The word “aggressive” bugs me here, the idea that trying hard to approach an intra-uterine delivery of nutrients, and approximate intra-uterine growth is somehow “aggressive” strikes me as wrong-headed. If we are to reduce the obvious negative impacts of being born far too soon, we must ensure that corporal and cerebral growth approaches normal values; not just in terms of quantity, but also quality. You can certainly have quantity without quality, but can you have adequate good growth, without enough overall weight gain?
If they grow more, are they smarter?
The next study addresses some of the same issues: Raghuram K, et al. Head Growth Trajectory and Neurodevelopmental Outcomes in Preterm Neonates. Pediatrics. 2017. Infants who had better head growth in the neonatal and the post-discharge follow up period had better developmental outcomes, Infants with poorer head growth in the neonatal period, up to discharge, were affected (i.e. had poorer developmental outcomes), and their head growth correlated with their body weight increase.

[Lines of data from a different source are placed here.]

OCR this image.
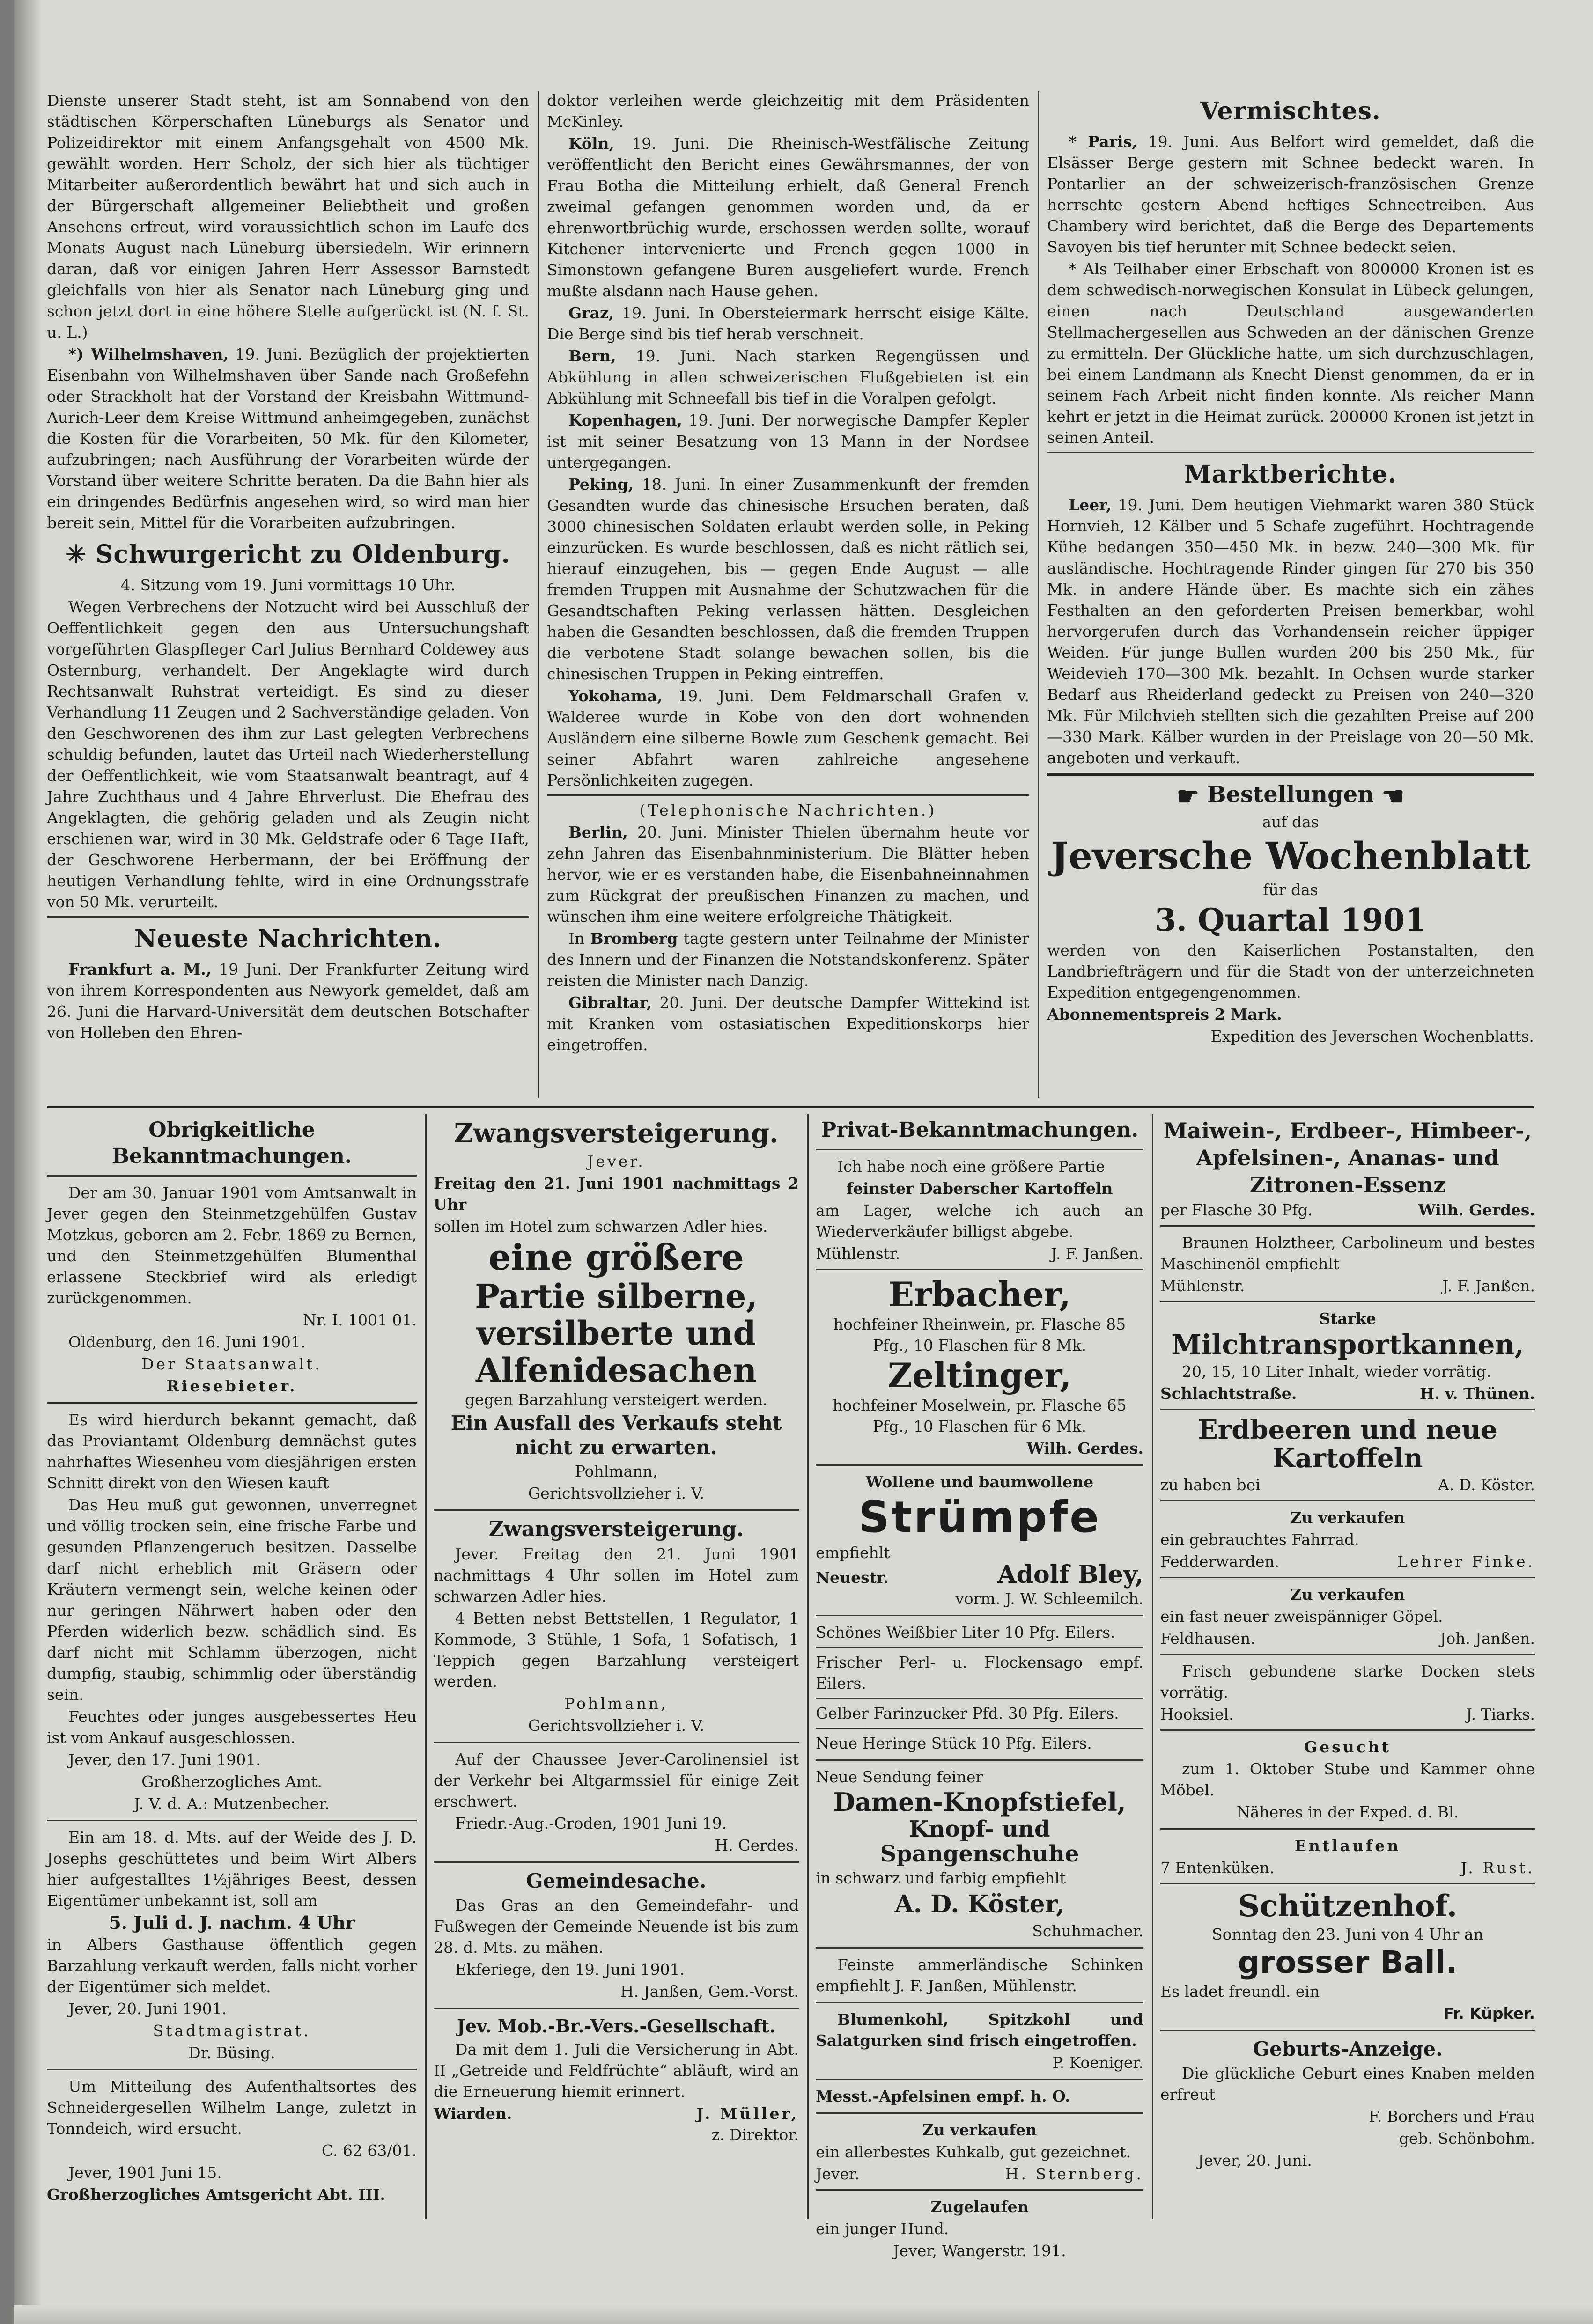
Dienste unserer Stadt steht, ist am Sonnabend von den städtischen Körperschaften Lüneburgs als Senator und Polizeidirektor mit einem Anfangsgehalt von 4500 Mk. gewählt worden. Herr Scholz, der sich hier als tüchtiger Mitarbeiter außerordentlich bewährt hat und sich auch in der Bürgerschaft allgemeiner Beliebtheit und großen Ansehens erfreut, wird voraussichtlich schon im Laufe des Monats August nach Lüneburg übersiedeln. Wir erinnern daran, daß vor einigen Jahren Herr Assessor Barnstedt gleichfalls von hier als Senator nach Lüneburg ging und schon jetzt dort in eine höhere Stelle aufgerückt ist (N. f. St. u. L.)

*) Wilhelmshaven, 19. Juni. Bezüglich der projektierten Eisenbahn von Wilhelmshaven über Sande nach Großefehn oder Strackholt hat der Vorstand der Kreisbahn Wittmund-Aurich-Leer dem Kreise Wittmund anheimgegeben, zunächst die Kosten für die Vorarbeiten, 50 Mk. für den Kilometer, aufzubringen; nach Ausführung der Vorarbeiten würde der Vorstand über weitere Schritte beraten. Da die Bahn hier als ein dringendes Bedürfnis angesehen wird, so wird man hier bereit sein, Mittel für die Vorarbeiten aufzubringen.

✳ Schwurgericht zu Oldenburg.

4. Sitzung vom 19. Juni vormittags 10 Uhr.

Wegen Verbrechens der Notzucht wird bei Ausschluß der Oeffentlichkeit gegen den aus Untersuchungshaft vorgeführten Glaspfleger Carl Julius Bernhard Coldewey aus Osternburg, verhandelt. Der Angeklagte wird durch Rechtsanwalt Ruhstrat verteidigt. Es sind zu dieser Verhandlung 11 Zeugen und 2 Sachverständige geladen. Von den Geschworenen des ihm zur Last gelegten Verbrechens schuldig befunden, lautet das Urteil nach Wiederherstellung der Oeffentlichkeit, wie vom Staatsanwalt beantragt, auf 4 Jahre Zuchthaus und 4 Jahre Ehrverlust. Die Ehefrau des Angeklagten, die gehörig geladen und als Zeugin nicht erschienen war, wird in 30 Mk. Geldstrafe oder 6 Tage Haft, der Geschworene Herbermann, der bei Eröffnung der heutigen Verhandlung fehlte, wird in eine Ordnungsstrafe von 50 Mk. verurteilt.

Neueste Nachrichten.

Frankfurt a. M., 19 Juni. Der Frankfurter Zeitung wird von ihrem Korrespondenten aus Newyork gemeldet, daß am 26. Juni die Harvard-Universität dem deutschen Botschafter von Holleben den Ehren-

doktor verleihen werde gleichzeitig mit dem Präsidenten McKinley.

Köln, 19. Juni. Die Rheinisch-Westfälische Zeitung veröffentlicht den Bericht eines Gewährsmannes, der von Frau Botha die Mitteilung erhielt, daß General French zweimal gefangen genommen worden und, da er ehrenwortbrüchig wurde, erschossen werden sollte, worauf Kitchener intervenierte und French gegen 1000 in Simonstown gefangene Buren ausgeliefert wurde. French mußte alsdann nach Hause gehen.

Graz, 19. Juni. In Obersteiermark herrscht eisige Kälte. Die Berge sind bis tief herab verschneit.

Bern, 19. Juni. Nach starken Regengüssen und Abkühlung in allen schweizerischen Flußgebieten ist ein Abkühlung mit Schneefall bis tief in die Voralpen gefolgt.

Kopenhagen, 19. Juni. Der norwegische Dampfer Kepler ist mit seiner Besatzung von 13 Mann in der Nordsee untergegangen.

Peking, 18. Juni. In einer Zusammenkunft der fremden Gesandten wurde das chinesische Ersuchen beraten, daß 3000 chinesischen Soldaten erlaubt werden solle, in Peking einzurücken. Es wurde beschlossen, daß es nicht rätlich sei, hierauf einzugehen, bis — gegen Ende August — alle fremden Truppen mit Ausnahme der Schutzwachen für die Gesandtschaften Peking verlassen hätten. Desgleichen haben die Gesandten beschlossen, daß die fremden Truppen die verbotene Stadt solange bewachen sollen, bis die chinesischen Truppen in Peking eintreffen.

Yokohama, 19. Juni. Dem Feldmarschall Grafen v. Walderee wurde in Kobe von den dort wohnenden Ausländern eine silberne Bowle zum Geschenk gemacht. Bei seiner Abfahrt waren zahlreiche angesehene Persönlichkeiten zugegen.

(Telephonische Nachrichten.)

Berlin, 20. Juni. Minister Thielen übernahm heute vor zehn Jahren das Eisenbahnministerium. Die Blätter heben hervor, wie er es verstanden habe, die Eisenbahneinnahmen zum Rückgrat der preußischen Finanzen zu machen, und wünschen ihm eine weitere erfolgreiche Thätigkeit.

In Bromberg tagte gestern unter Teilnahme der Minister des Innern und der Finanzen die Notstandskonferenz. Später reisten die Minister nach Danzig.

Gibraltar, 20. Juni. Der deutsche Dampfer Wittekind ist mit Kranken vom ostasiatischen Expeditionskorps hier eingetroffen.

Vermischtes.

* Paris, 19. Juni. Aus Belfort wird gemeldet, daß die Elsässer Berge gestern mit Schnee bedeckt waren. In Pontarlier an der schweizerisch-französischen Grenze herrschte gestern Abend heftiges Schneetreiben. Aus Chambery wird berichtet, daß die Berge des Departements Savoyen bis tief herunter mit Schnee bedeckt seien.

* Als Teilhaber einer Erbschaft von 800000 Kronen ist es dem schwedisch-norwegischen Konsulat in Lübeck gelungen, einen nach Deutschland ausgewanderten Stellmachergesellen aus Schweden an der dänischen Grenze zu ermitteln. Der Glückliche hatte, um sich durchzuschlagen, bei einem Landmann als Knecht Dienst genommen, da er in seinem Fach Arbeit nicht finden konnte. Als reicher Mann kehrt er jetzt in die Heimat zurück. 200000 Kronen ist jetzt in seinen Anteil.

Marktberichte.

Leer, 19. Juni. Dem heutigen Viehmarkt waren 380 Stück Hornvieh, 12 Kälber und 5 Schafe zugeführt. Hochtragende Kühe bedangen 350—450 Mk. in bezw. 240—300 Mk. für ausländische. Hochtragende Rinder gingen für 270 bis 350 Mk. in andere Hände über. Es machte sich ein zähes Festhalten an den geforderten Preisen bemerkbar, wohl hervorgerufen durch das Vorhandensein reicher üppiger Weiden. Für junge Bullen wurden 200 bis 250 Mk., für Weidevieh 170—300 Mk. bezahlt. In Ochsen wurde starker Bedarf aus Rheiderland gedeckt zu Preisen von 240—320 Mk. Für Milchvieh stellten sich die gezahlten Preise auf 200—330 Mark. Kälber wurden in der Preislage von 20—50 Mk. angeboten und verkauft.

☛ Bestellungen ☚

auf das

Jeversche Wochenblatt

für das

3. Quartal 1901

werden von den Kaiserlichen Postanstalten, den Landbriefträgern und für die Stadt von der unterzeichneten Expedition entgegengenommen.

Abonnementspreis 2 Mark.

Expedition des Jeverschen Wochenblatts.

Obrigkeitliche Bekanntmachungen.

Der am 30. Januar 1901 vom Amtsanwalt in Jever gegen den Steinmetzgehülfen Gustav Motzkus, geboren am 2. Febr. 1869 zu Bernen, und den Steinmetzgehülfen Blumenthal erlassene Steckbrief wird als erledigt zurückgenommen.

Nr. I. 1001 01.

Oldenburg, den 16. Juni 1901.

Der Staatsanwalt.

Riesebieter.

Es wird hierdurch bekannt gemacht, daß das Proviantamt Oldenburg demnächst gutes nahrhaftes Wiesenheu vom diesjährigen ersten Schnitt direkt von den Wiesen kauft

Das Heu muß gut gewonnen, unverregnet und völlig trocken sein, eine frische Farbe und gesunden Pflanzengeruch besitzen. Dasselbe darf nicht erheblich mit Gräsern oder Kräutern vermengt sein, welche keinen oder nur geringen Nährwert haben oder den Pferden widerlich bezw. schädlich sind. Es darf nicht mit Schlamm überzogen, nicht dumpfig, staubig, schimmlig oder überständig sein.

Feuchtes oder junges ausgebessertes Heu ist vom Ankauf ausgeschlossen.

Jever, den 17. Juni 1901.

Großherzogliches Amt.

J. V. d. A.: Mutzenbecher.

Ein am 18. d. Mts. auf der Weide des J. D. Josephs geschüttetes und beim Wirt Albers hier aufgestalltes 1½jähriges Beest, dessen Eigentümer unbekannt ist, soll am

5. Juli d. J. nachm. 4 Uhr

in Albers Gasthause öffentlich gegen Barzahlung verkauft werden, falls nicht vorher der Eigentümer sich meldet.

Jever, 20. Juni 1901.

Stadtmagistrat.

Dr. Büsing.

Um Mitteilung des Aufenthaltsortes des Schneidergesellen Wilhelm Lange, zuletzt in Tonndeich, wird ersucht.

C. 62 63/01.

Jever, 1901 Juni 15.

Großherzogliches Amtsgericht Abt. III.

Zwangsversteigerung.

Jever.

Freitag den 21. Juni 1901 nachmittags 2 Uhr

sollen im Hotel zum schwarzen Adler hies.

eine größere

Partie silberne,

versilberte und

Alfenidesachen

gegen Barzahlung versteigert werden.

Ein Ausfall des Verkaufs steht nicht zu erwarten.

Pohlmann,

Gerichtsvollzieher i. V.

Zwangsversteigerung.

Jever. Freitag den 21. Juni 1901 nachmittags 4 Uhr sollen im Hotel zum schwarzen Adler hies.

4 Betten nebst Bettstellen, 1 Regulator, 1 Kommode, 3 Stühle, 1 Sofa, 1 Sofatisch, 1 Teppich gegen Barzahlung versteigert werden.

Pohlmann,

Gerichtsvollzieher i. V.

Auf der Chaussee Jever-Carolinensiel ist der Verkehr bei Altgarmssiel für einige Zeit erschwert.

Friedr.-Aug.-Groden, 1901 Juni 19.

H. Gerdes.

Gemeindesache.

Das Gras an den Gemeindefahr- und Fußwegen der Gemeinde Neuende ist bis zum 28. d. Mts. zu mähen.

Ekferiege, den 19. Juni 1901.

H. Janßen, Gem.-Vorst.

Jev. Mob.-Br.-Vers.-Gesellschaft.

Da mit dem 1. Juli die Versicherung in Abt. II „Getreide und Feldfrüchte“ abläuft, wird an die Erneuerung hiemit erinnert.

Wiarden.	J. Müller,

z. Direktor.

Privat-Bekanntmachungen.

Ich habe noch eine größere Partie

feinster Daberscher Kartoffeln

am Lager, welche ich auch an Wiederverkäufer billigst abgebe.

Mühlenstr.	J. F. Janßen.

Erbacher,

hochfeiner Rheinwein, pr. Flasche 85 Pfg., 10 Flaschen für 8 Mk.

Zeltinger,

hochfeiner Moselwein, pr. Flasche 65 Pfg., 10 Flaschen für 6 Mk.

Wilh. Gerdes.

Wollene und baumwollene

Strümpfe

empfiehlt

Neuestr.	Adolf Bley,

vorm. J. W. Schleemilch.

Schönes Weißbier Liter 10 Pfg. Eilers.

Frischer Perl- u. Flockensago empf. Eilers.

Gelber Farinzucker Pfd. 30 Pfg. Eilers.

Neue Heringe Stück 10 Pfg. Eilers.

Neue Sendung feiner

Damen-Knopfstiefel,

Knopf- und Spangenschuhe

in schwarz und farbig empfiehlt

A. D. Köster,

Schuhmacher.

Feinste ammerländische Schinken empfiehlt J. F. Janßen, Mühlenstr.

Blumenkohl, Spitzkohl und Salatgurken sind frisch eingetroffen.

P. Koeniger.

Messt.-Apfelsinen empf. h. O.

Zu verkaufen

ein allerbestes Kuhkalb, gut gezeichnet.

Jever.	H. Sternberg.

Zugelaufen

ein junger Hund.

Jever, Wangerstr. 191.

Maiwein-, Erdbeer-, Himbeer-, Apfelsinen-, Ananas- und Zitronen-Essenz

per Flasche 30 Pfg.	Wilh. Gerdes.

Braunen Holztheer, Carbolineum und bestes Maschinenöl empfiehlt

Mühlenstr.	J. F. Janßen.

Starke

Milchtransportkannen,

20, 15, 10 Liter Inhalt, wieder vorrätig.

Schlachtstraße.	H. v. Thünen.

Erdbeeren und neue Kartoffeln

zu haben bei	A. D. Köster.

Zu verkaufen

ein gebrauchtes Fahrrad.

Fedderwarden.	Lehrer Finke.

Zu verkaufen

ein fast neuer zweispänniger Göpel.

Feldhausen.	Joh. Janßen.

Frisch gebundene starke Docken stets vorrätig.

Hooksiel.	J. Tiarks.

Gesucht

zum 1. Oktober Stube und Kammer ohne Möbel.

Näheres in der Exped. d. Bl.

Entlaufen

7 Entenküken.	J. Rust.

Schützenhof.

Sonntag den 23. Juni von 4 Uhr an

grosser Ball.

Es ladet freundl. ein

Fr. Küpker.

Geburts-Anzeige.

Die glückliche Geburt eines Knaben melden erfreut

F. Borchers und Frau

geb. Schönbohm.

Jever, 20. Juni.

I think the first barrier to overcome is to ensure that weight, head, and length growth are close to normal intra-uterine values, then we need to evaluate what that means for details of body composition and developmental outcomes. I will come back to this issue soon!
At last, something better than amphotericin B?
This planned phase 3 study was stopped early because of inadequate numbers. Which is a great shame as we really needed to know if there was something better than AmphoB, which there probably is. In this study, micafungin was as effective as Amhpotericin B, and did not have more adverse events. Benjamin DK, Jr., et al. A Phase 3 Study of Micafungin Versus Amphotericin B Deoxycholate in Infants with Invasive Candidiasis. Pediatr Infect Dis J. 2018.
I have often seen minor adverse effects of Ampho B, and doses are often limited because of the concern about adverse events, most AE’s are minor, but a safer, equally effective antifungal would be a great addition. The echinocandin group, including micafungin, seem to be good candidates, with known pharmacokinetics, and a good safety profile. This phase 3 comparative trial showed little difference in efficacy or safety, but was underpowered for both, with only 30 babies in total (2:1 micafungin:amphotericin). Hats off to Danny Benjamin for trying to get this done, but a great problem in our community that we cannot do adequately powered trials to answer important question like this.